Pyrrolin, I appreciate the support. This is not the place to go into details, but this landlord plays real hardball. I know they have to hold a hearing, and my chances are fair. Been there once already over something really stupid. But in the meantime, they are making my life absolute hell, which is, of course, their goal.

The fish are Black Iron something, a variant of lambchop rasbora. Lots of filter feeding shrimp, snails, including Spixis nobody wants with other snails, as they eat them. Cherry barbs, some small danio species, not sure if any loaches have survived, also a bunch of cories. It would be crowded for them all in the 29, But with two filters on it, they should be ok for awhile. I just have nowhere to put a tank, off the stand, where it would not be in the way of pest control, and not be at risk for getting sprayed over. It's one thing to cover them, another entirely to have them sprayed on.

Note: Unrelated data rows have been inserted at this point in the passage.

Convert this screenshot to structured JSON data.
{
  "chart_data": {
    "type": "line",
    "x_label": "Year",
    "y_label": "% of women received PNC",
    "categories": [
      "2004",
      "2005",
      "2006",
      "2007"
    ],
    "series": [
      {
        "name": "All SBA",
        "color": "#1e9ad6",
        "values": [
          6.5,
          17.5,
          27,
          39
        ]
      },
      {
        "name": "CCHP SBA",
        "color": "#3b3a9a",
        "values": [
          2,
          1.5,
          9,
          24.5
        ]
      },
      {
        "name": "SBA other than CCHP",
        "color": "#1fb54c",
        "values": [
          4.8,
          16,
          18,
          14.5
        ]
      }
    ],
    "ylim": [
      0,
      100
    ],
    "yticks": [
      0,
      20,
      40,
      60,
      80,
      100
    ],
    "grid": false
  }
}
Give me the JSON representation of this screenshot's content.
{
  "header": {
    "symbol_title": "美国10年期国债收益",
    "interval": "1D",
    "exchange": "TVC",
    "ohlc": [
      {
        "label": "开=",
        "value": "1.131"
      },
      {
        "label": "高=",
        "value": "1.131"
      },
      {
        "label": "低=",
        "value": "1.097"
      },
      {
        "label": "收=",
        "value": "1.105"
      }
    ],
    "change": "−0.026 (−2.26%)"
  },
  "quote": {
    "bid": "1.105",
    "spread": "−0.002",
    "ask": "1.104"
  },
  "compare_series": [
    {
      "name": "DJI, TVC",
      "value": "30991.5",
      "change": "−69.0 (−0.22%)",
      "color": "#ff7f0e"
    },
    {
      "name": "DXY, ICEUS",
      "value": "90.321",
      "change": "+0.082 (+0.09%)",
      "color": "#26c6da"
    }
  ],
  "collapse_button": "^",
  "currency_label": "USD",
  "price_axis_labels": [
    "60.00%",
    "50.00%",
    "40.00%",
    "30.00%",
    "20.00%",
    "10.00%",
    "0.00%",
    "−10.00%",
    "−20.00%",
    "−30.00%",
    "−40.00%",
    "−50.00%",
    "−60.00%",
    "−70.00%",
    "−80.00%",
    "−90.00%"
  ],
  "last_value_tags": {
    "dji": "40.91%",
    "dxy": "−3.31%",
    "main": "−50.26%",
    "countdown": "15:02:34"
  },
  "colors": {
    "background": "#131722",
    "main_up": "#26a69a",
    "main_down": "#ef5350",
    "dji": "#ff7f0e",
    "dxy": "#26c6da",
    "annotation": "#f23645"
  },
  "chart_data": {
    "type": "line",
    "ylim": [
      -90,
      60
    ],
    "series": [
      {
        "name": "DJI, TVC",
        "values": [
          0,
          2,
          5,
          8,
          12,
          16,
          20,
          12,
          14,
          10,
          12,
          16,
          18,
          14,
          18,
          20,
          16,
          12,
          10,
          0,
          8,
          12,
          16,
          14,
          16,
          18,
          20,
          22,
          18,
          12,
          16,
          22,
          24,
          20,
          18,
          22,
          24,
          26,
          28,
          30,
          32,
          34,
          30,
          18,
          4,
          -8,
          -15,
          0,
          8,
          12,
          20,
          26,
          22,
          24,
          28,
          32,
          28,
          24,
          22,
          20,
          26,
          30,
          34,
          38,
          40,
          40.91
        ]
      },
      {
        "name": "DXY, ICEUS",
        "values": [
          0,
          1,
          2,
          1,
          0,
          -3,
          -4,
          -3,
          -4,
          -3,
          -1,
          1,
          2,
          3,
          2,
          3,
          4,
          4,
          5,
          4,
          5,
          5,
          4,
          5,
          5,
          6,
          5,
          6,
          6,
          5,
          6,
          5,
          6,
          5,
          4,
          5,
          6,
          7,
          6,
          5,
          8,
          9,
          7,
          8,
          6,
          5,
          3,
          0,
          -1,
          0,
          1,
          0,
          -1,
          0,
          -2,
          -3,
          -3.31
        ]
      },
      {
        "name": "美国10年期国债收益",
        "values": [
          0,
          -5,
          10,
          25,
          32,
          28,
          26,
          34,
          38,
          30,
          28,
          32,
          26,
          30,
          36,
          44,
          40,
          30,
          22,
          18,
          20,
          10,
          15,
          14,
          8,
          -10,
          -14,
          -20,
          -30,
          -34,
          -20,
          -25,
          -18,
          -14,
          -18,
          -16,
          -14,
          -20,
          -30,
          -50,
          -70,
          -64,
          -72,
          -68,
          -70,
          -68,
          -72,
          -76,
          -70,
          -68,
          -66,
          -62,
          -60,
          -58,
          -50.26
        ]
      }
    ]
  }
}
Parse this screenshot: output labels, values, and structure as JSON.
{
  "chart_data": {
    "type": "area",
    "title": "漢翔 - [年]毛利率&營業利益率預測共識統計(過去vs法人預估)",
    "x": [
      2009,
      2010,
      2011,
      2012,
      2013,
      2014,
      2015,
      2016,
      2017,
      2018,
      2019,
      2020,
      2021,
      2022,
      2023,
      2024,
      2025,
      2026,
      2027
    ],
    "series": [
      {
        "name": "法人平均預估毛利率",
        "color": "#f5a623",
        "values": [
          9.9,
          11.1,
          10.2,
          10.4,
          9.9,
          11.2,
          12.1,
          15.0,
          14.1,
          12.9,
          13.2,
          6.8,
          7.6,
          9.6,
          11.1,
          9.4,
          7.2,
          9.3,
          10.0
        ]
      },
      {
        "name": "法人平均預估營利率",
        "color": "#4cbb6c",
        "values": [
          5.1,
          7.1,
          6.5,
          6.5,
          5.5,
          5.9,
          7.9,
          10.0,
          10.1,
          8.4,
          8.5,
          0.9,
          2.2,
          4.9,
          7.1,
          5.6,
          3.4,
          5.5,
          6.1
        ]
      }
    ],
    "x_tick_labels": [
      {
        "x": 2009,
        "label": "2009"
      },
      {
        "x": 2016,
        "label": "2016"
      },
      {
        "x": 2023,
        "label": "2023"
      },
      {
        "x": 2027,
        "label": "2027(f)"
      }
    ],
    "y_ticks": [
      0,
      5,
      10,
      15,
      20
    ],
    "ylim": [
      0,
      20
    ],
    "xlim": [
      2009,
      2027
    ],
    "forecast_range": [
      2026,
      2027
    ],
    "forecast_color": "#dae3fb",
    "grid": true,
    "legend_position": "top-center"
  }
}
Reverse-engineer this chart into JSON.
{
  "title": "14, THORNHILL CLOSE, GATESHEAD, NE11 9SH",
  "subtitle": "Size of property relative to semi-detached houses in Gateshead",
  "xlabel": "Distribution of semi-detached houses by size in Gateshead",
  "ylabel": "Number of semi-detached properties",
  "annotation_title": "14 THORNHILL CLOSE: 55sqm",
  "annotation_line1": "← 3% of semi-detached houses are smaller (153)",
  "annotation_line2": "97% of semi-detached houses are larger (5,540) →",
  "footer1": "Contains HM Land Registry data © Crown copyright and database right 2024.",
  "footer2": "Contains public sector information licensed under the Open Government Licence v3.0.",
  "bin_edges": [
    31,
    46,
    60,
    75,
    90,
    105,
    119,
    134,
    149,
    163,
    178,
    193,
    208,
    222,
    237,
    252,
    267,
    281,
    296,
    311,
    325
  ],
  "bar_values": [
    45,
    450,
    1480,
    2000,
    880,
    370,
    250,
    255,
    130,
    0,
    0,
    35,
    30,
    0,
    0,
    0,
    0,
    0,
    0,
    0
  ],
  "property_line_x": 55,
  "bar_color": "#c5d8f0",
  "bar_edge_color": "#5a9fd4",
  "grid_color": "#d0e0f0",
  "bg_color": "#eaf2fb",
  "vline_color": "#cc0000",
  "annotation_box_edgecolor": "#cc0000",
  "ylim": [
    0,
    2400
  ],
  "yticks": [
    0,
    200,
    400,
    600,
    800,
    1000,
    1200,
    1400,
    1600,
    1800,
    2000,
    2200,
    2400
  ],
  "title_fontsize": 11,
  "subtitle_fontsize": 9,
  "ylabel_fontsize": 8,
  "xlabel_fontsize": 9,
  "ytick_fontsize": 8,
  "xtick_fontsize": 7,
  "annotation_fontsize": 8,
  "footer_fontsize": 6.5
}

Not sure I could get them to Oshawa, though I really appreciate the offer. I still have a lot of other clearing up to do to allow for whole apartment spraying, and not a lot of time left to do it.


----------



## solarz (Aug 31, 2010)

Honestly, my advice would be to sell all the livestock and find another apartment.


----------



## pyrrolin (Jan 11, 2012)

gather evidence and proof that they are making your life hell and take them to the LTB for a rent abatement


----------



## Fishfur (Mar 4, 2012)

I'm filing a harassment action. I have evidence. I'd move if I could afford to, but this place is dirt cheap, and is the main reason I have any money to spend on fish etc. If I have to move, most of my pension will go to rent instead. Plus, I just don't want them to win.


----------



## bob123 (Dec 31, 2009)

Not sure where you are in Mississauga but contact Finatics or big al's and see if they have a tank that your fish can go into until the work on the rad and you can get sorted out. Best of luck.


----------



## SignGuy (Mar 3, 2012)

Pm sent...


----------



## Fishfur (Mar 4, 2012)

Fortunately I've found a place to temporarily house my fish. Thanks to those who offered to help, I really appreciate it. Wish me luck with the landlord !


----------